The night before, we stayed in the little town of Quechee. On Sunday morning, we awoke to a constant rain, with temperatures of just around 60F. I don't think it actually broke 61F that day, and the rain didn't really break either. Jenni dropped me off at the start, which was at the Suicide Six Ski Area. I mingled with other runners and chatted about the race. I learned of the "one hill" on the course, and one runner was nice enough to give me her trash bag to stay warm in the cold, driving rain.
At 10:15 on the nose, we began.
No corrals at this race, so the beginning was a bit of a cluster. Slow going, which was OK by me as I was paying really close attention to foot placement and trying not to turn my ankle again. The course takes you through open farmland, past the "Meadow Covered Bridge" and down into Woodstock, where we crossed the "Middle Bridge" (the only bridge you actually cross on the course). After a few miles, and certainly by the time I was in Woodstock, I was feeling pretty good. I was running just under 9:00 minute miles. At the 4 mile mark I decided it was time to push it a bit and get some in the bank.

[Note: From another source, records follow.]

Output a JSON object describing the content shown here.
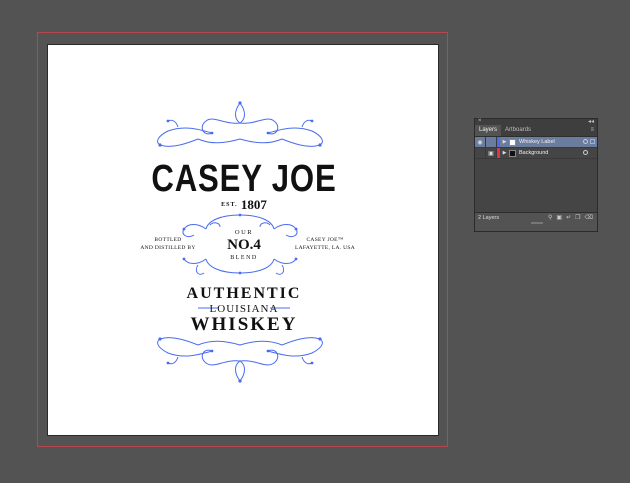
{
  "colors": {
    "canvas_bg": "#535353",
    "artboard": "#ffffff",
    "bleed_guide": "#b5474f",
    "ornament": "#4a6cf0",
    "text": "#111111",
    "layer_selected": "#6b7d9e",
    "layer_color_whiskey": "#4a6cf0",
    "layer_color_background": "#e0344d"
  },
  "artwork": {
    "brand": "CASEY JOE",
    "est_prefix": "EST.",
    "est_year": "1807",
    "left_line1": "BOTTLED",
    "left_line2": "AND DISTILLED BY",
    "right_line1": "CASEY JOE™",
    "right_line2": "LAFAYETTE, LA. USA",
    "our": "OUR",
    "number": "NO.4",
    "blend": "BLEND",
    "authentic": "AUTHENTIC",
    "louisiana": "LOUISIANA",
    "whiskey": "WHISKEY"
  },
  "panel": {
    "close_glyph": "×",
    "collapse_glyph": "◂◂",
    "tabs": [
      {
        "label": "Layers",
        "active": true
      },
      {
        "label": "Artboards",
        "active": false
      }
    ],
    "menu_glyph": "≡",
    "layers": [
      {
        "name": "Whiskey Label",
        "visible": true,
        "locked": false,
        "selected": true,
        "eye": "👁",
        "triangle": "▶"
      },
      {
        "name": "Background",
        "visible": false,
        "locked": true,
        "selected": false,
        "lock": "🔒",
        "triangle": "▶"
      }
    ],
    "count": "2 Layers",
    "footer_icons": [
      "search-icon",
      "make-clip-mask-icon",
      "new-sublayer-icon",
      "new-layer-icon",
      "delete-icon"
    ]
  }
}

Banking minutes has become my favorite strategy for the half marathon. Basically, I start out somewhat comfortably, and see what I'm pacing over the first 3-4 miles. Then the calculations begin: "If I get to 10 miles and I'm at this time, then I can run at this pace to the end and still finish in that time". For the next 6 miles I paid close attention to my overall time and picked it up as much as I comfortably could. By the time I was through 10 miles, I knew I could run 10:30's the rest of the way and still break my PR. This was mind blowing, as I didn't really think that I was pushing that hard, especially on the ankle. Maybe it was the race day excitement, maybe it was the hyper attention I was paying to my foot, maybe it was the absolute deluge of rain, rain, and more rain - but the race just seemed to fly by.
I slowed a bit miles 11 and 12 and turned it on again for the last mile. I finished strong, charging over the finish line. I felt as if I could go at least another 5-6 miles at the pace I was going, which was an incredibly empowering feeling.
I was bummed that I missed Jenni at the finish. In fact, that was my only gripe about the race. It was the first year that they ran the shuttle buses for the spectators, and they were completely overwhelmed by the magnitude of people looking to bum a ride. Otherwise, it was very well organized, and very well supported by the local community. There were families out cheering the runners on, even in the adverse conditions. There were drummers and folk bands setup every other mile or so, jamming out and giving everyone a little bit of a pick-me-up on an otherwise dismally gray, cold, wet morning.
I finished the race with a new PR. Shattering my old mark by almost 5 minutes.
516/1777 overall 113/248 in my age bracket 1:51:04 net time 8:29 pace
Super excited with the results, I can't wait to try it again next year. No rest for the runners though. I'm close to pulling the trigger on the Bay State Marathon, October 17th. Which means if I want to follow an 18 week training program, I'd start on Monday.